13. The petitioner became major on 30.5.1996 and he applied for appointment on 30.11.1998. Since the above said Government Order was, at the relevant time, part of the Rules, there was no time limit or income limit. Therefore, the contentions of the Manager contained in paragraph 3 of his counter affidavit in O.P. No. 8968/02 regarding the eligibility of the petitioner (delay in applying and financial position) are unsustainable. The said Government Order came under severe criticism from this Court in the matter of appointment to public services in the judgment in O.P. No. 10287/95. The said criticism was made relying on Umeshkumar Nagpal's case mentioned above. Therefore, the Government accepted the adverse criticism made by this Court in the judgment in O.P. No. 10287/95 and issued G.O.(P) No. 12/99/P&ARD; dated 24.5.1999. As per that G.O., time limit for submission of application and also income limit were introduced. The time limit was that the application should be submitted within two years after the death of the employee and in the case of minors, within three years after attaining majority. The income of the family should not exceed Rs. 1.5 lakhs. In the new G.O., it has been specifically provided that pending applications as on the date of that order shall be dealt with as per the earlier orders.
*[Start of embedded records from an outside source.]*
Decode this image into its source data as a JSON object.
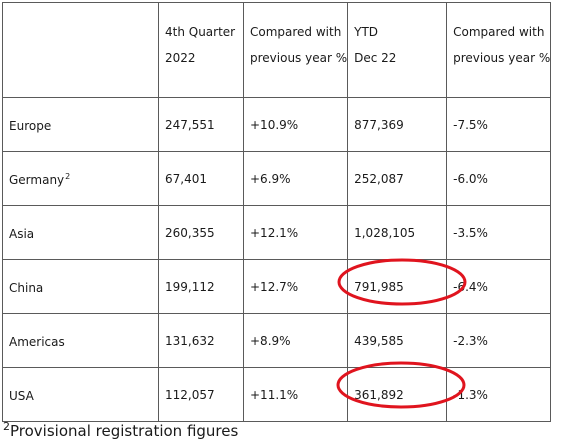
{
  "table": {
    "headers": {
      "region": "",
      "q4_line1": "4th Quarter",
      "q4_line2": "2022",
      "yoy_line1": "Compared with",
      "yoy_line2": "previous year %",
      "ytd_line1": "YTD",
      "ytd_line2": "Dec 22",
      "ytd_yoy_line1": "Compared with",
      "ytd_yoy_line2": "previous year %"
    },
    "rows": [
      {
        "region": "Europe",
        "footnote": "",
        "q4": "247,551",
        "q4_change": "+10.9%",
        "ytd": "877,369",
        "ytd_change": "-7.5%"
      },
      {
        "region": "Germany",
        "footnote": "2",
        "q4": "67,401",
        "q4_change": "+6.9%",
        "ytd": "252,087",
        "ytd_change": "-6.0%"
      },
      {
        "region": "Asia",
        "footnote": "",
        "q4": "260,355",
        "q4_change": "+12.1%",
        "ytd": "1,028,105",
        "ytd_change": "-3.5%"
      },
      {
        "region": "China",
        "footnote": "",
        "q4": "199,112",
        "q4_change": "+12.7%",
        "ytd": "791,985",
        "ytd_change": "-6.4%"
      },
      {
        "region": "Americas",
        "footnote": "",
        "q4": "131,632",
        "q4_change": "+8.9%",
        "ytd": "439,585",
        "ytd_change": "-2.3%"
      },
      {
        "region": "USA",
        "footnote": "",
        "q4": "112,057",
        "q4_change": "+11.1%",
        "ytd": "361,892",
        "ytd_change": "-1.3%"
      }
    ]
  },
  "footnote": {
    "marker": "2",
    "text": "Provisional registration figures"
  },
  "annotations": {
    "highlight_color": "#e0141e",
    "circled_cells": [
      "China YTD Dec 22",
      "USA YTD Dec 22"
    ]
  }
}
This Government Order also being part of the Rule by virtue of legislation by reference, the 4th respondent Manager cannot escape from the liability of giving appointment to the petitioner. In view of the above position, Original Petitions are allowed. Ext.P5 in O.P. No. 8968/02 is quashed. It is declared that the petitioner is entitled to get appointment to the post of Full Time Menial in which the 5th respondent was appointed, with effect from the date of appointment of the said respondent. The Manager shall pass consequential orders appointing the petitioner within one month from the date of receipt of a copy of this judgment. The petitioner will be entitled to all consequential benefits except arrears of salary. The District Educational Officer shall take further action in accordance with law on the basis of the order passed by the Manager as directed above. The 5th respondent shall be entitled to get salary for the period he has actually worked provided there was a post to accommodate him as per the staff fixation orders for the relevant years.